Logarithmic catastrophes and Stokes's phenomenon in waves at horizons

TL;DR

This paper investigates wave behavior near horizons in flowing Bose-Einstein condensates, revealing a novel wave catastrophe characterized by an Airy-type function with a logarithmic phase, and links to Stokes phenomena and caustics.

Contribution

It introduces a new wave catastrophe description involving an Airy-type function with a logarithmic phase, differing from the expected Pearcey function, and analyzes the integral representation using exponential coordinates.

Findings

Horizon acts as a Stokes surface where waves are generated.

Wave functions near horizons are characterized by an Airy-type function with a logarithmic phase.

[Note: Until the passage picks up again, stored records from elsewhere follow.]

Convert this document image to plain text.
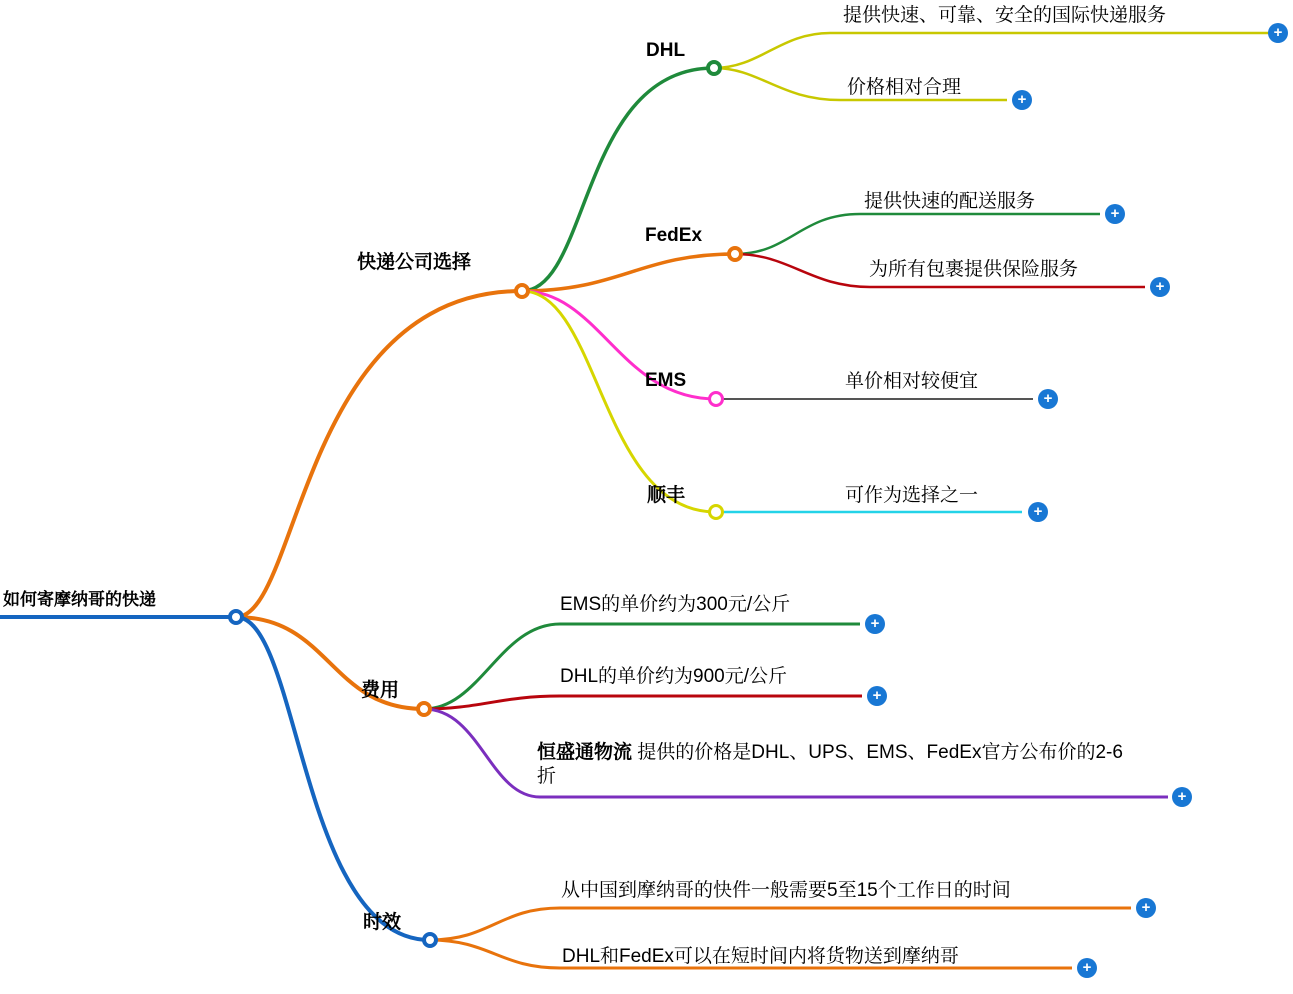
如何寄摩纳哥的快递
快递公司选择
DHL
提供快速、可靠、安全的国际快递服务
+
价格相对合理
+
FedEx
提供快速的配送服务
+
为所有包裹提供保险服务
+
EMS	单价相对较便宜
+
顺丰	可作为选择之一
+
费用
EMS的单价约为300元/公斤
+
DHL的单价约为900元/公斤
+
恒盛通物流 提供的价格是DHL、UPS、EMS、FedEx官方公布价的2-6折
+
时效
从中国到摩纳哥的快件一般需要5至15个工作日的时间
+
DHL和FedEx可以在短时间内将货物送到摩纳哥
+
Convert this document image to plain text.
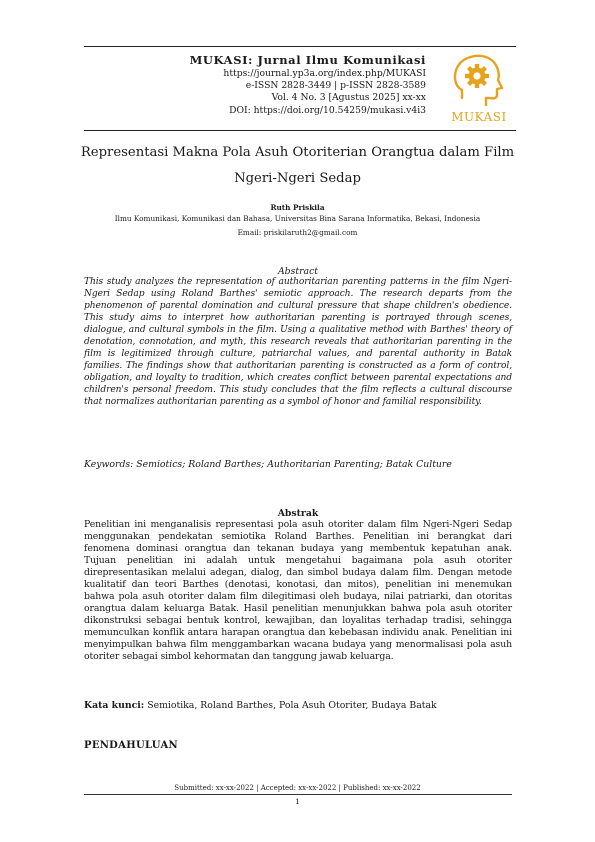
MUKASI: Jurnal Ilmu Komunikasi
https://journal.yp3a.org/index.php/MUKASI
e-ISSN 2828-3449 | p-ISSN 2828-3589
Vol. 4 No. 3 [Agustus 2025] xx-xx
DOI: https://doi.org/10.54259/mukasi.v4i3	MUKASI
Representasi Makna Pola Asuh Otoriterian Orangtua dalam Film
Ngeri-Ngeri Sedap
Ruth Priskila
Ilmu Komunikasi, Komunikasi dan Bahasa, Universitas Bina Sarana Informatika, Bekasi, Indonesia
Email: priskilaruth2@gmail.com
Abstract
This study analyzes the representation of authoritarian parenting patterns in the film Ngeri-Ngeri Sedap using Roland Barthes' semiotic approach. The research departs from the phenomenon of parental domination and cultural pressure that shape children's obedience. This study aims to interpret how authoritarian parenting is portrayed through scenes, dialogue, and cultural symbols in the film. Using a qualitative method with Barthes' theory of denotation, connotation, and myth, this research reveals that authoritarian parenting in the film is legitimized through culture, patriarchal values, and parental authority in Batak families. The findings show that authoritarian parenting is constructed as a form of control, obligation, and loyalty to tradition, which creates conflict between parental expectations and children's personal freedom. This study concludes that the film reflects a cultural discourse that normalizes authoritarian parenting as a symbol of honor and familial responsibility.
Keywords: Semiotics; Roland Barthes; Authoritarian Parenting; Batak Culture
Abstrak
Penelitian ini menganalisis representasi pola asuh otoriter dalam film Ngeri-Ngeri Sedap menggunakan pendekatan semiotika Roland Barthes. Penelitian ini berangkat dari fenomena dominasi orangtua dan tekanan budaya yang membentuk kepatuhan anak. Tujuan penelitian ini adalah untuk mengetahui bagaimana pola asuh otoriter direpresentasikan melalui adegan, dialog, dan simbol budaya dalam film. Dengan metode kualitatif dan teori Barthes (denotasi, konotasi, dan mitos), penelitian ini menemukan bahwa pola asuh otoriter dalam film dilegitimasi oleh budaya, nilai patriarki, dan otoritas orangtua dalam keluarga Batak. Hasil penelitian menunjukkan bahwa pola asuh otoriter dikonstruksi sebagai bentuk kontrol, kewajiban, dan loyalitas terhadap tradisi, sehingga memunculkan konflik antara harapan orangtua dan kebebasan individu anak. Penelitian ini menyimpulkan bahwa film menggambarkan wacana budaya yang menormalisasi pola asuh otoriter sebagai simbol kehormatan dan tanggung jawab keluarga.
Kata kunci: Semiotika, Roland Barthes, Pola Asuh Otoriter, Budaya Batak
PENDAHULUAN
Submitted: xx-xx-2022 | Accepted: xx-xx-2022 | Published: xx-xx-2022
1
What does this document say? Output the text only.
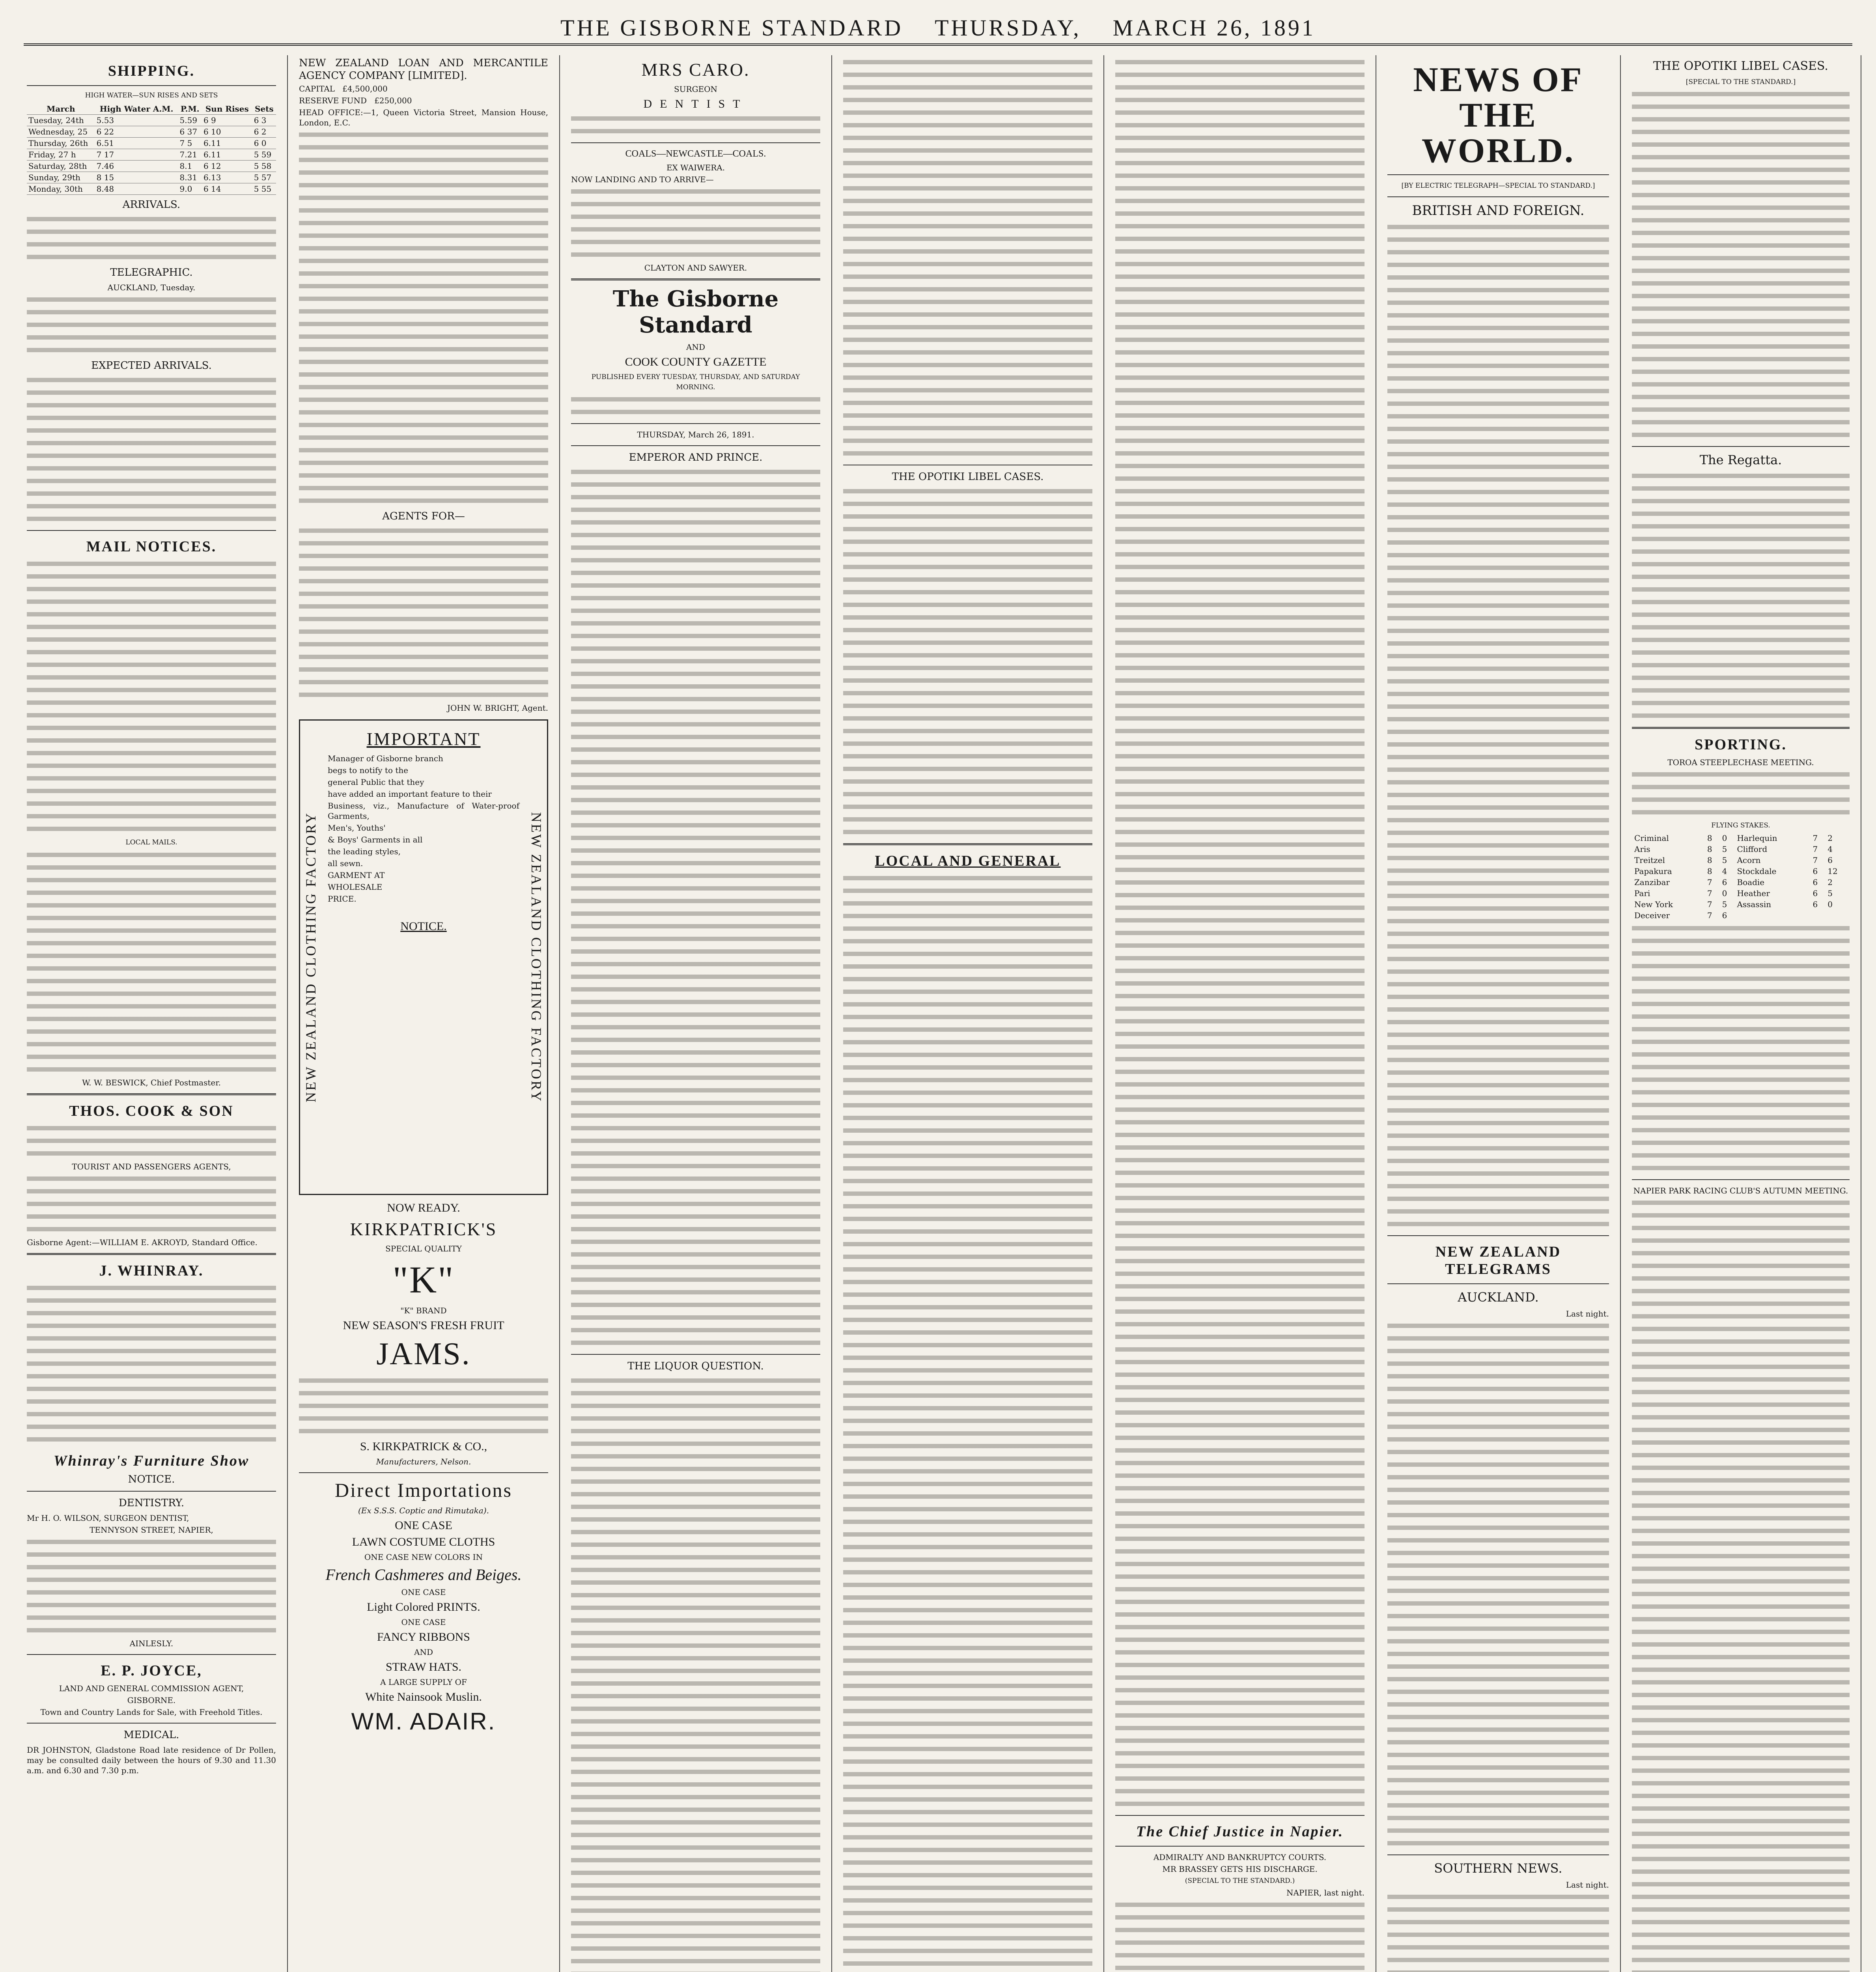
THE GISBORNE STANDARD THURSDAY, MARCH 26, 1891
SHIPPING.
HIGH WATER—SUN RISES AND SETS
March	High Water A.M.	P.M.	Sun Rises	Sets
Tuesday, 24th	5.53	5.59	6 9	6 3
Wednesday, 25	6 22	6 37	6 10	6 2
Thursday, 26th	6.51	7 5	6.11	6 0
Friday, 27 h	7 17	7.21	6.11	5 59
Saturday, 28th	7.46	8.1	6 12	5 58
Sunday, 29th	8 15	8.31	6.13	5 57
Monday, 30th	8.48	9.0	6 14	5 55
ARRIVALS.
TELEGRAPHIC.

AUCKLAND, Tuesday.

EXPECTED ARRIVALS.
MAIL NOTICES.
LOCAL MAILS.

W. W. BESWICK, Chief Postmaster.

THOS. COOK & SON

TOURIST AND PASSENGERS AGENTS,

Gisborne Agent:—WILLIAM E. AKROYD, Standard Office.

J. WHINRAY.
Whinray's Furniture Show
NOTICE.
DENTISTRY.

Mr H. O. WILSON, SURGEON DENTIST,

TENNYSON STREET, NAPIER,

AINLESLY.

E. P. JOYCE,

LAND AND GENERAL COMMISSION AGENT,

GISBORNE.

Town and Country Lands for Sale, with Freehold Titles.

MEDICAL.

DR JOHNSTON, Gladstone Road late residence of Dr Pollen, may be consulted daily between the hours of 9.30 and 11.30 a.m. and 6.30 and 7.30 p.m.

NEW ZEALAND LOAN AND MERCANTILE AGENCY COMPANY [LIMITED].

CAPITAL £4,500,000

RESERVE FUND £250,000

HEAD OFFICE:—1, Queen Victoria Street, Mansion House, London, E.C.

AGENTS FOR—

JOHN W. BRIGHT, Agent.

NEW ZEALAND CLOTHING FACTORY	NEW ZEALAND CLOTHING FACTORY
IMPORTANT

Manager of Gisborne branch

begs to notify to the

general Public that they

have added an important feature to their

Business, viz., Manufacture of Water-proof Garments,

Men's, Youths'

& Boys' Garments in all

the leading styles,

all sewn.

GARMENT AT

WHOLESALE

PRICE.

NOTICE.
NOW READY.
KIRKPATRICK'S

SPECIAL QUALITY

"K"

"K" BRAND

NEW SEASON'S FRESH FRUIT
JAMS.
S. KIRKPATRICK & CO.,

Manufacturers, Nelson.

Direct Importations

(Ex S.S.S. Coptic and Rimutaka).

ONE CASE
LAWN COSTUME CLOTHS

ONE CASE NEW COLORS IN

French Cashmeres and Beiges.

ONE CASE

Light Colored PRINTS.

ONE CASE

FANCY RIBBONS

AND

STRAW HATS.

A LARGE SUPPLY OF

White Nainsook Muslin.
WM. ADAIR.
MRS CARO.

SURGEON

DENTIST
COALS—NEWCASTLE—COALS.

EX WAIWERA.

NOW LANDING AND TO ARRIVE—

CLAYTON AND SAWYER.

The Gisborne Standard

AND

COOK COUNTY GAZETTE

PUBLISHED EVERY TUESDAY, THURSDAY, AND SATURDAY MORNING.

THURSDAY, March 26, 1891.

EMPEROR AND PRINCE.
THE LIQUOR QUESTION.
THE OPOTIKI LIBEL CASES.
LOCAL AND GENERAL
The Chief Justice in Napier.

ADMIRALTY AND BANKRUPTCY COURTS.

MR BRASSEY GETS HIS DISCHARGE.

(SPECIAL TO THE STANDARD.)

NAPIER, last night.

NEWS OF THE WORLD.

[BY ELECTRIC TELEGRAPH—SPECIAL TO STANDARD.]

BRITISH AND FOREIGN.
NEW ZEALAND TELEGRAMS
AUCKLAND.

Last night.

SOUTHERN NEWS.

Last night.

THE OPOTIKI LIBEL CASES.

[SPECIAL TO THE STANDARD.]

The Regatta.
SPORTING.

TOROA STEEPLECHASE MEETING.

FLYING STAKES.

Criminal	8	0	Harlequin	7	2
Aris	8	5	Clifford	7	4
Treitzel	8	5	Acorn	7	6
Papakura	8	4	Stockdale	6	12
Zanzibar	7	6	Boadie	6	2
Pari	7	0	Heather	6	5
New York	7	5	Assassin	6	0
Deceiver	7	6			

NAPIER PARK RACING CLUB'S AUTUMN MEETING.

The horizon and caustic generally do not coincide, defining a broadened horizon.

Abstract

Waves propagating near an event horizon display interesting features including logarithmic phase singularities and caustics. We consider an acoustic horizon in a flowing Bose-Einstein condensate where the elementary excitations obey the Bogoliubov dispersion relation. In the hamiltonian ray theory the solutions undergo a broken pitchfork bifurcation near the horizon and one might therefore expect the associated wave structure to be given by a Pearcey function, this being the universal wave function that dresses catastrophes with two control parameters. However, the wave function is in fact an Airy-type function supplemented by a logarithmic phase term, a novel type of wave catastrophe. Similar wave functions arise in aeroacoustic flows from jet engines and also gravitational horizons if dispersion which violates Lorentz symmetry in the UV is included. The approach we take differs from previous authors in that we analyze the behaviour of the integral representation of the wave function using exponential coordinates. This allows for a different treatment of the branches that gives rise to an analysis based purely on saddlepoint expansions, which resolve the multiple real and complex waves that interact at the horizon and its companion caustic. We find that the horizon is a physical manifestation of a Stokes surface, marking the place where a wave is born, and that the horizon and the caustic do not in general coincide: the finite spatial region between them delineates a broadened horizon.